- Born: November 27, 1828 Boston, Massachusetts
- Died: October 7, 1864 (age 35) New Bern, North Carolina
- Allegiance: United States of America Union
- Branch: United States Army Union Army
- Service years: 1851–1864
- Rank: Colonel Bvt. Brigadier General
- Unit: 7th U.S. Infantry
- Commands: 17th Massachusetts Regiment; 1st Bde., 1st Div., XVIII Corps; District of Beaufort;
- Conflicts: Utah War American Civil War

= Thomas J. C. Amory =

American soldier (1828–1864)

Thomas Jonathan Coffin Amory (November 27, 1828 – October 7, 1864) was an officer in the Regular Army of the United States prior to and during the Civil War.

==Early service and Utah War==
After graduating from West Point in 1851, as 30th out of 42 graduates, Amory received the rank of brevet second lieutenant and was assigned to the 7th U.S. Infantry Regiment. The 7th Infantry served in the American West. In 1857, Amory (by that time a first lieutenant) participated in the Utah War—an armed dispute between the U.S. government and the Mormon settlers in Utah Territory.

==Civil War==
Early in 1861, Amory returned to Massachusetts from active duty with the Regular Army to act as a recruiting officer. In May 1861, he was promoted to captain in the Regular Army. On September 2, 1861, he was commissioned a colonel of the Massachusetts volunteers by Gov. John Andrew and placed in command of the 17th Regiment Massachusetts Volunteer Infantry.

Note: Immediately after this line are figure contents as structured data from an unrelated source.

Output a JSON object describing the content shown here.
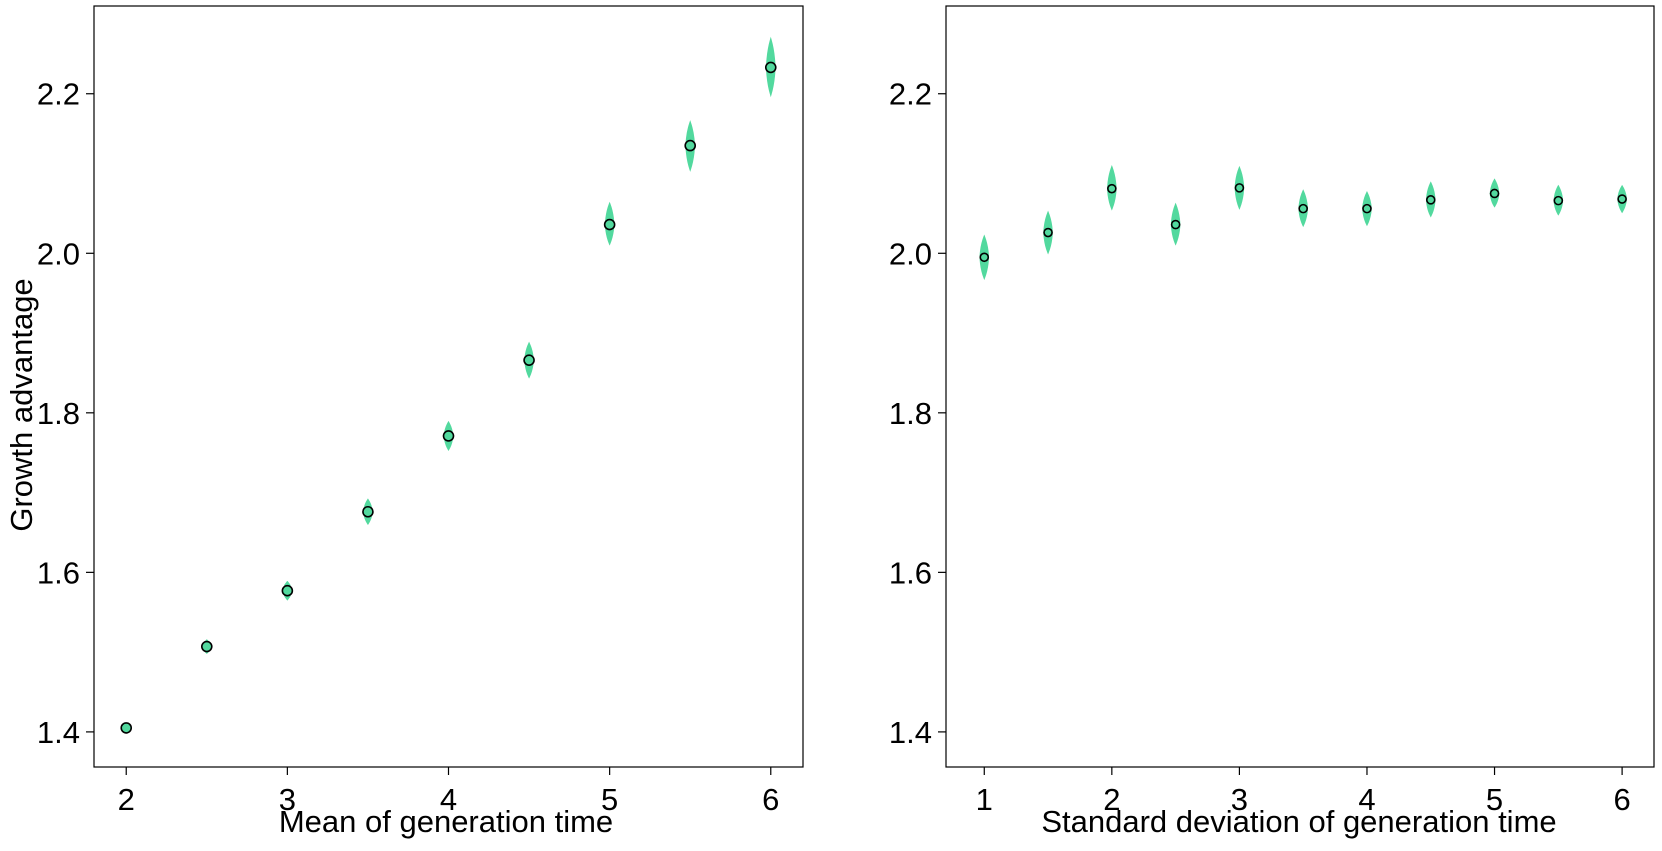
{
  "chart_data": [
    {
      "type": "scatter",
      "title": "",
      "xlabel": "Mean of generation time",
      "ylabel": "Growth advantage",
      "xlim": [
        1.8,
        6.2
      ],
      "ylim": [
        1.356,
        2.31
      ],
      "xticks": [
        2,
        3,
        4,
        5,
        6
      ],
      "xtick_labels": [
        "2",
        "3",
        "4",
        "5",
        "6"
      ],
      "yticks": [
        1.4,
        1.6,
        1.8,
        2.0,
        2.2
      ],
      "ytick_labels": [
        "1.4",
        "1.6",
        "1.8",
        "2.0",
        "2.2"
      ],
      "grid": false,
      "legend": "none",
      "point_color": "#52d99e",
      "marker_edge_color": "#000000",
      "points": [
        {
          "x": 2.0,
          "y": 1.405,
          "lo": 1.4,
          "hi": 1.41
        },
        {
          "x": 2.5,
          "y": 1.507,
          "lo": 1.499,
          "hi": 1.515
        },
        {
          "x": 3.0,
          "y": 1.577,
          "lo": 1.566,
          "hi": 1.588
        },
        {
          "x": 3.5,
          "y": 1.676,
          "lo": 1.661,
          "hi": 1.691
        },
        {
          "x": 4.0,
          "y": 1.771,
          "lo": 1.754,
          "hi": 1.788
        },
        {
          "x": 4.5,
          "y": 1.866,
          "lo": 1.845,
          "hi": 1.887
        },
        {
          "x": 5.0,
          "y": 2.036,
          "lo": 2.012,
          "hi": 2.062
        },
        {
          "x": 5.5,
          "y": 2.135,
          "lo": 2.105,
          "hi": 2.164
        },
        {
          "x": 6.0,
          "y": 2.233,
          "lo": 2.199,
          "hi": 2.268
        }
      ]
    },
    {
      "type": "scatter",
      "title": "",
      "xlabel": "Standard deviation of generation time",
      "ylabel": "",
      "xlim": [
        0.7,
        6.25
      ],
      "ylim": [
        1.356,
        2.31
      ],
      "xticks": [
        1,
        2,
        3,
        4,
        5,
        6
      ],
      "xtick_labels": [
        "1",
        "2",
        "3",
        "4",
        "5",
        "6"
      ],
      "yticks": [
        1.4,
        1.6,
        1.8,
        2.0,
        2.2
      ],
      "ytick_labels": [
        "1.4",
        "1.6",
        "1.8",
        "2.0",
        "2.2"
      ],
      "grid": false,
      "legend": "none",
      "point_color": "#52d99e",
      "marker_edge_color": "#000000",
      "points": [
        {
          "x": 1.0,
          "y": 1.995,
          "lo": 1.969,
          "hi": 2.021
        },
        {
          "x": 1.5,
          "y": 2.026,
          "lo": 2.001,
          "hi": 2.051
        },
        {
          "x": 2.0,
          "y": 2.081,
          "lo": 2.056,
          "hi": 2.108
        },
        {
          "x": 2.5,
          "y": 2.036,
          "lo": 2.012,
          "hi": 2.061
        },
        {
          "x": 3.0,
          "y": 2.082,
          "lo": 2.057,
          "hi": 2.107
        },
        {
          "x": 3.5,
          "y": 2.056,
          "lo": 2.035,
          "hi": 2.078
        },
        {
          "x": 4.0,
          "y": 2.056,
          "lo": 2.036,
          "hi": 2.076
        },
        {
          "x": 4.5,
          "y": 2.067,
          "lo": 2.047,
          "hi": 2.088
        },
        {
          "x": 5.0,
          "y": 2.075,
          "lo": 2.059,
          "hi": 2.092
        },
        {
          "x": 5.5,
          "y": 2.066,
          "lo": 2.049,
          "hi": 2.084
        },
        {
          "x": 6.0,
          "y": 2.068,
          "lo": 2.052,
          "hi": 2.084
        }
      ]
    }
  ]
}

The 17th Massachusetts was assigned to the Department of North Carolina and shortly after the regiment arrived in North Carolina, Amory was promoted to command the 1st Brigade, 1st Division of the XVIII Corps under the overall command of Maj. Gen. John G. Foster. Early in 1864, he was promoted to the command of the army District of Beaufort, North Carolina. In the fall of 1864, an epidemic of yellow fever swept through Beaufort. Amory and his wife (who had been staying in garrison with him) both fell victim to the epidemic. Amory died in New Bern, North Carolina on October 7, 1864. Amory's wife died a few days before him.

Amory was posthumously awarded the grade of brevet brigadier general. It made retroactively effective to the date of his death; October 7, 1864.